The World Health Organization (WHO) is urging countries to expand access to rapid molecular tests to detect TB and drug-resistant TB in consolidated guidelines released today. There are guidelines for national TB programs, ministries of health and technical partners, along with an operational manual to facilitate rapid implementation and rapid molecular trials.
"It is recommended to use rapid molecular assays as initial tests for diagnosis of TB rather than spit smear microscopy because they have high diagnostic accuracy and are large in the early detection of TB and drug-resistant TB. Will lead the reform, ”Dr. Said Teza Kaseva, director of WHO's Global TB Program. “We now need to ensure universal access to these rapid molecular tests. This will have a positive effect on reducing transmission and enabling faster access to accurate life-saving treatment that will lead to better outcomes for those affected. "
The consolidated guidelines and associated operational manual recommend major updates to the approach to the diagnosis of TB:
- use of Xpert MTB / RIF Assay, Xpert Ultra Assay and Trinetra Assay In form of Preliminary tests to diagnose pulmonary TB and detect rifampicin resistance. This smear replaces microscopy and culture.
- use of Xpert MTB / RIF Assay and Xpert Ultra Assay For better diagnosis of TB and rifampicin resistance children, In specific specimens such as sputum, feces, nasopharyngeal and gastric specimens
- use of Xpert MTB / RIF Assay and Xpert Ultra Assay For better diagnosis of TB and rifampicin resistance in a wide range of patients Additional TB.
The Xpert MTB Rif assay has been used worldwide since 2010, while the Xpert Ultra assay and the Truenat assay are new techniques.
The above guidelines were indicated in January 2020 via Rapid Communication from WHO prior to publication of the updated guidelines. The aim was to help national TB programs and other stakeholders plan and prepare in advance for the rapid transition to new diagnostic tools at the country level.

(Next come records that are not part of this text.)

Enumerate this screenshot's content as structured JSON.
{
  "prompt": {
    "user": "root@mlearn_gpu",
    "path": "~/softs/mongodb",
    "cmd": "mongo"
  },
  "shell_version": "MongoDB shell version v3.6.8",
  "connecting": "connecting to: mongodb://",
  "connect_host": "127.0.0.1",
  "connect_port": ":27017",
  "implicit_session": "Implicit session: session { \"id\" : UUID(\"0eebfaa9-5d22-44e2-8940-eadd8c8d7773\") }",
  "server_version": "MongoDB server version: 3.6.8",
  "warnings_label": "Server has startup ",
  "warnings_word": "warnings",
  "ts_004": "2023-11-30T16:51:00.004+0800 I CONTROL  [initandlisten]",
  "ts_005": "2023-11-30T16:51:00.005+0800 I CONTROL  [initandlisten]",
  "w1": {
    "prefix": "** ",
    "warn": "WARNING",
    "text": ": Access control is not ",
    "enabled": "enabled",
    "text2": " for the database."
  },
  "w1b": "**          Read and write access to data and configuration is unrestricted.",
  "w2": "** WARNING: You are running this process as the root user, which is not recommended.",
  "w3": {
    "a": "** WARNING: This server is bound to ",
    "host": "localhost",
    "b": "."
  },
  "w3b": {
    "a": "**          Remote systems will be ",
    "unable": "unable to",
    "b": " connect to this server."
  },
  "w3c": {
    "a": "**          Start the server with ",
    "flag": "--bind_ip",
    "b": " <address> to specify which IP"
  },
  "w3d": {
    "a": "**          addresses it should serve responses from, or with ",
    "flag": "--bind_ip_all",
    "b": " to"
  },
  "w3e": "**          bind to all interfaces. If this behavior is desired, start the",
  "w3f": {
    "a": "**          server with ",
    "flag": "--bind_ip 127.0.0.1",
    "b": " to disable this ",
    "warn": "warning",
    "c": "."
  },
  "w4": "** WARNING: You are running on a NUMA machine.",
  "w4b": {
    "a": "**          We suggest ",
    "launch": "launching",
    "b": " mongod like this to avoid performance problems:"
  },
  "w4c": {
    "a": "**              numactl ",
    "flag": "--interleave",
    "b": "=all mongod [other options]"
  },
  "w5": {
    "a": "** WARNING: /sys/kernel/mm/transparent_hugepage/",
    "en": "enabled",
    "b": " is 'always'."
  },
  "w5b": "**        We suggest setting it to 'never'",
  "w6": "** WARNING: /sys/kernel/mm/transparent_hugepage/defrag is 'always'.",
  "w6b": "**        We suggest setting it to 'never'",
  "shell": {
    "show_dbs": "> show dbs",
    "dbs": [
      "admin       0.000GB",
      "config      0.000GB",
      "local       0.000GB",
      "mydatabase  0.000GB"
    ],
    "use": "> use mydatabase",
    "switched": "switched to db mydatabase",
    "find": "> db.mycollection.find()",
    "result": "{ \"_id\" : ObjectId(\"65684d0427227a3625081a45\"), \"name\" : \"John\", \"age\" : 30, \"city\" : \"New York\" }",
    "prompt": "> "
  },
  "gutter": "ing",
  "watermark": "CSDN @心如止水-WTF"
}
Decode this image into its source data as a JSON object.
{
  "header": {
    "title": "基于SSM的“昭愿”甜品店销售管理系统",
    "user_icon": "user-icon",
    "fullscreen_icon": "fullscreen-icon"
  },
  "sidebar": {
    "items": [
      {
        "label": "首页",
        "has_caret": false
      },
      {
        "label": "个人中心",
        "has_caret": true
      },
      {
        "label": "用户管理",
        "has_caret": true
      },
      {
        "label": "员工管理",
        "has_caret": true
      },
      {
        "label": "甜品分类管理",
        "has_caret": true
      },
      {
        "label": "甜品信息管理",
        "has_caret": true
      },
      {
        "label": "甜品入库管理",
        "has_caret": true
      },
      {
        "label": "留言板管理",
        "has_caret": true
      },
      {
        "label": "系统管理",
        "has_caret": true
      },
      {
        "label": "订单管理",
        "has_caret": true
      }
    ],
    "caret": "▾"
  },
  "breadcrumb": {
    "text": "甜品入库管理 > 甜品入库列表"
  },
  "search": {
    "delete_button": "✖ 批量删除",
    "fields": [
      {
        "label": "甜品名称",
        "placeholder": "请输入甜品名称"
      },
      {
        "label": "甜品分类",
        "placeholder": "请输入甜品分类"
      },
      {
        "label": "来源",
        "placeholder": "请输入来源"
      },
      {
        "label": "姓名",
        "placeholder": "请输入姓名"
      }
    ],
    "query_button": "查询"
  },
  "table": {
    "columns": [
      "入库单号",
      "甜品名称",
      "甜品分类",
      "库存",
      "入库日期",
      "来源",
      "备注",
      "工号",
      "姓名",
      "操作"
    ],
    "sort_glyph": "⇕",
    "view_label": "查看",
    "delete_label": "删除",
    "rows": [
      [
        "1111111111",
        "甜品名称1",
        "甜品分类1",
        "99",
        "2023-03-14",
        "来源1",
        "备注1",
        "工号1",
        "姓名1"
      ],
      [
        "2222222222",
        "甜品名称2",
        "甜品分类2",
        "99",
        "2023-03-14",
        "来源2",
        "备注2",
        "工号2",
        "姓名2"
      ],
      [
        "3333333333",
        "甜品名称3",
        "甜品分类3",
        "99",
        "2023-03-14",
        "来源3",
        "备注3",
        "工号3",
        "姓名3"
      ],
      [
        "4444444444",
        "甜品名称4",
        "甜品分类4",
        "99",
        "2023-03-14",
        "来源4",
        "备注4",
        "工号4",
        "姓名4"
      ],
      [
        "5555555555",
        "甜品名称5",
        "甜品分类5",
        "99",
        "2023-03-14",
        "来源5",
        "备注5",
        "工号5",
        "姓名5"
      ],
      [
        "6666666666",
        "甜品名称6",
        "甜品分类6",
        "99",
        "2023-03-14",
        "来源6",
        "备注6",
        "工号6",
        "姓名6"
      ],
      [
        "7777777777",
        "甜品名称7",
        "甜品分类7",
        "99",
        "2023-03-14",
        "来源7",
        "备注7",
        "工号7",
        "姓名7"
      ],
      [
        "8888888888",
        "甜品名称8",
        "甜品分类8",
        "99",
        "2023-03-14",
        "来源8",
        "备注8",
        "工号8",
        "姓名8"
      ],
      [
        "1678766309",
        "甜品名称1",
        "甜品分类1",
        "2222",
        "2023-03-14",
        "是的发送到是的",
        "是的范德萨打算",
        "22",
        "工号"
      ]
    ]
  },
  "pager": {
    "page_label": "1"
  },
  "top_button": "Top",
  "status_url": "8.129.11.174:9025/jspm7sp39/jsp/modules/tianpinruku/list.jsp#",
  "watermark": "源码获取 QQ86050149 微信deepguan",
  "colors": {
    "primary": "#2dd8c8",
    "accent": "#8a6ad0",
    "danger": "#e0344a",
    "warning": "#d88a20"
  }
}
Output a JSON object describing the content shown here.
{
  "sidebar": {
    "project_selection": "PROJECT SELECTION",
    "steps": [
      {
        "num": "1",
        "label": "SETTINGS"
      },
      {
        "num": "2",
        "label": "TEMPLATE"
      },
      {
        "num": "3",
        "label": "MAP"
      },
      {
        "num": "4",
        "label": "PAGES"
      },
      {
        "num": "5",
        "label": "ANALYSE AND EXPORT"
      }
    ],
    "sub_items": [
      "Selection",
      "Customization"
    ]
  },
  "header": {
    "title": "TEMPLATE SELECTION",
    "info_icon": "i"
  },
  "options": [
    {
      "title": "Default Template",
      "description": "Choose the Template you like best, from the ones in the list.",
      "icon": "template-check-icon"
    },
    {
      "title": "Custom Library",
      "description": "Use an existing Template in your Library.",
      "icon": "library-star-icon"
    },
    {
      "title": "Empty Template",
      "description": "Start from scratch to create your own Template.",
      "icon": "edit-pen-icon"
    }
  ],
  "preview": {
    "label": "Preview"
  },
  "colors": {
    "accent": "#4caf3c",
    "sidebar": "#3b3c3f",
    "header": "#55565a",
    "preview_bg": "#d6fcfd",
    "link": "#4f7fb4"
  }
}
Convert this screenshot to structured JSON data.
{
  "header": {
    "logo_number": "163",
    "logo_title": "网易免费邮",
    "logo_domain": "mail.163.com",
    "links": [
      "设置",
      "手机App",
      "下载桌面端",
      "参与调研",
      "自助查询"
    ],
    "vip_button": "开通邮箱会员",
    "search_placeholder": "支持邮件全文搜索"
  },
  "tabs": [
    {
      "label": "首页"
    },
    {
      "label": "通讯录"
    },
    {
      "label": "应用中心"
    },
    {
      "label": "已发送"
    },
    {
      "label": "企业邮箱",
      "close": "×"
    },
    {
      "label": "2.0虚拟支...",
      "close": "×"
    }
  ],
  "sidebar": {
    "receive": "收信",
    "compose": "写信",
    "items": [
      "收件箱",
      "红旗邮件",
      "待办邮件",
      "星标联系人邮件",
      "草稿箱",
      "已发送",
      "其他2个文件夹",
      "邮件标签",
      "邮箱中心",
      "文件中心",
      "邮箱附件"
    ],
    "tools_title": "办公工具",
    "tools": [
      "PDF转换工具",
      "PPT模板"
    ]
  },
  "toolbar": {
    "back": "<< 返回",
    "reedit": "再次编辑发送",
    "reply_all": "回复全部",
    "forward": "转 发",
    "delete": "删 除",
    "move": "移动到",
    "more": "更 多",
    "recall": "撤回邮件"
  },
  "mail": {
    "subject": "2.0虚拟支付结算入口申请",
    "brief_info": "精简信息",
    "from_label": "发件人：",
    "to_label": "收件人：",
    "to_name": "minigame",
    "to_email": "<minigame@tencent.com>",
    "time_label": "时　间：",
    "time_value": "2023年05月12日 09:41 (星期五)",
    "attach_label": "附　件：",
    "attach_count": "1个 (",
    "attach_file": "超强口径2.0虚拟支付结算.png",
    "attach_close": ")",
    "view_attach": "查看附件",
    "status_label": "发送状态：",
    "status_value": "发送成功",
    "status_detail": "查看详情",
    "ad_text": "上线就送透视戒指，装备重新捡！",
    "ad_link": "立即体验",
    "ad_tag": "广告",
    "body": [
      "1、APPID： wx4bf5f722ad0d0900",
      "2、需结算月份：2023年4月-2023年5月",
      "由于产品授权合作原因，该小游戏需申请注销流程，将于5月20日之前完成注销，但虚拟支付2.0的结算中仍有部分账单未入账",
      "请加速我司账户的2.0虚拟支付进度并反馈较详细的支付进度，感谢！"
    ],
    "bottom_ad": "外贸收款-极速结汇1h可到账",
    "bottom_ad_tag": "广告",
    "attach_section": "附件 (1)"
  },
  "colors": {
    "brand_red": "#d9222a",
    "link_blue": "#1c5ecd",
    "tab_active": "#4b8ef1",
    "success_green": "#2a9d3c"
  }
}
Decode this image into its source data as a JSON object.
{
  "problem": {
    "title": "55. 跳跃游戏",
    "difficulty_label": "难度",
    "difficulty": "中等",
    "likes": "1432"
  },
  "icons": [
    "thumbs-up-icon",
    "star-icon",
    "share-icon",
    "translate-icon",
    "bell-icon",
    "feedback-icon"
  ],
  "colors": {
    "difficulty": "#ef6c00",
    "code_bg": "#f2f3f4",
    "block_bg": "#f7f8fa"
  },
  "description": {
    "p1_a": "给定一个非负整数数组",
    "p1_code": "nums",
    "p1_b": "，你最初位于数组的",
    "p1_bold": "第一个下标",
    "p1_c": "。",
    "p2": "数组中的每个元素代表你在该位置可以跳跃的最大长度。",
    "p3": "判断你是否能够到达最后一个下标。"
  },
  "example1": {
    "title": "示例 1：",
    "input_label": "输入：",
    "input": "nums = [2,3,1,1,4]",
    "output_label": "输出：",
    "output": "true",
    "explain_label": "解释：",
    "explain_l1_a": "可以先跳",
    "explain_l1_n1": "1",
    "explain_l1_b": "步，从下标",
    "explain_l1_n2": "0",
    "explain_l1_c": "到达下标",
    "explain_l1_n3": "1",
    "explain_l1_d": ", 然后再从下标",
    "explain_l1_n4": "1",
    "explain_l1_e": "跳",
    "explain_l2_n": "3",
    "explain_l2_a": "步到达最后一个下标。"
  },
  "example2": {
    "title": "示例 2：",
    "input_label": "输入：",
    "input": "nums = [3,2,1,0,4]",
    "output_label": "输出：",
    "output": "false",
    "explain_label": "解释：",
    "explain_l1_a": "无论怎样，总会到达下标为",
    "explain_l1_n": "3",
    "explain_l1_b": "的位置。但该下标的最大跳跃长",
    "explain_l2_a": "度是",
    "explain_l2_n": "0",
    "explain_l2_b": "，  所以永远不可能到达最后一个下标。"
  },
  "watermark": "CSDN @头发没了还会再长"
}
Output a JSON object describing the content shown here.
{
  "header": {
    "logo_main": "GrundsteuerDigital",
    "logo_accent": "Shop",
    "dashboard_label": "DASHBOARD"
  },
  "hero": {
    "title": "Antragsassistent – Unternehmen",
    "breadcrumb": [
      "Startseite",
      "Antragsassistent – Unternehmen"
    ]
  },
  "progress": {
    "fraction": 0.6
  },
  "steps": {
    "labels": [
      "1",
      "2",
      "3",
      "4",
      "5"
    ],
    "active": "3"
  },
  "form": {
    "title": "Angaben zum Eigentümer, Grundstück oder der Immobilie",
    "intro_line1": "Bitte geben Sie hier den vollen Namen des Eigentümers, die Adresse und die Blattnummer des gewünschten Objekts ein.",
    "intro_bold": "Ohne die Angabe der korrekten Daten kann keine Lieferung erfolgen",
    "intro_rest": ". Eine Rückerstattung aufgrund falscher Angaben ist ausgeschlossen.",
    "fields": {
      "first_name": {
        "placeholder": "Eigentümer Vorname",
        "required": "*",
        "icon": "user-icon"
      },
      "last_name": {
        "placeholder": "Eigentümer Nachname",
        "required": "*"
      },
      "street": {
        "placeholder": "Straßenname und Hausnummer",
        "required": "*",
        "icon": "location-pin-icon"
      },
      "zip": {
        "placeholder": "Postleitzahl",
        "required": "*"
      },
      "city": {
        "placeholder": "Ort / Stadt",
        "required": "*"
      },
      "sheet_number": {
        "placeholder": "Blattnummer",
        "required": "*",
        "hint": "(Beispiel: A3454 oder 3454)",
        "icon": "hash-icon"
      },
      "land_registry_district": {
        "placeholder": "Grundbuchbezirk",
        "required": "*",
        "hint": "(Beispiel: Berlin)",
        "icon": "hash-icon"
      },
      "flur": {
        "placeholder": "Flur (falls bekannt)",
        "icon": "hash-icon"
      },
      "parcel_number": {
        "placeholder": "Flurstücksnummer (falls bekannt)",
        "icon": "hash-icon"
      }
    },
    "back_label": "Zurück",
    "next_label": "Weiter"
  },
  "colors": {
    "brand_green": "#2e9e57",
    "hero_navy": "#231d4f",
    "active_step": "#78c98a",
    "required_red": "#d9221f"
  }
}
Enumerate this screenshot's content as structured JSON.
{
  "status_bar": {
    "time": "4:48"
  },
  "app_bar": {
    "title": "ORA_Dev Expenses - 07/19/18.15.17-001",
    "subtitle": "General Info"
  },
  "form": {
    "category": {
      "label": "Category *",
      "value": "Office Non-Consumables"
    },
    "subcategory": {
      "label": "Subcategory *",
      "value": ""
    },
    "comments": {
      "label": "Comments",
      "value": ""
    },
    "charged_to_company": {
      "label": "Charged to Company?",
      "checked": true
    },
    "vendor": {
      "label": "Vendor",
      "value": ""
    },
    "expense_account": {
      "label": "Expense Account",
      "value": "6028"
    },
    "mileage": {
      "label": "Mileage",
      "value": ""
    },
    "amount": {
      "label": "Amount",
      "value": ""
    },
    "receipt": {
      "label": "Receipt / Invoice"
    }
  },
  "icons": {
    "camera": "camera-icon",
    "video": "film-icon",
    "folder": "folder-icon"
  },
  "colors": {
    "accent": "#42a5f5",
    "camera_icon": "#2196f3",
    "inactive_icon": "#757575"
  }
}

Globally, the diagnosis of TB and drug-resistant TB is a challenge with one-third of people with TB and two-thirds of those with drug-resistant TB remaining undetected. Rapid efforts to diagnose TB and drug-resistance are necessary to end the global TB pandemic and to achieve the goals of the Political Declaration of the United Nations High Level Meeting, WHO & TB Strategy, UN Sustainable Development Goals, Universal Health Triple Arab goals of coverage and general program of work of WHO.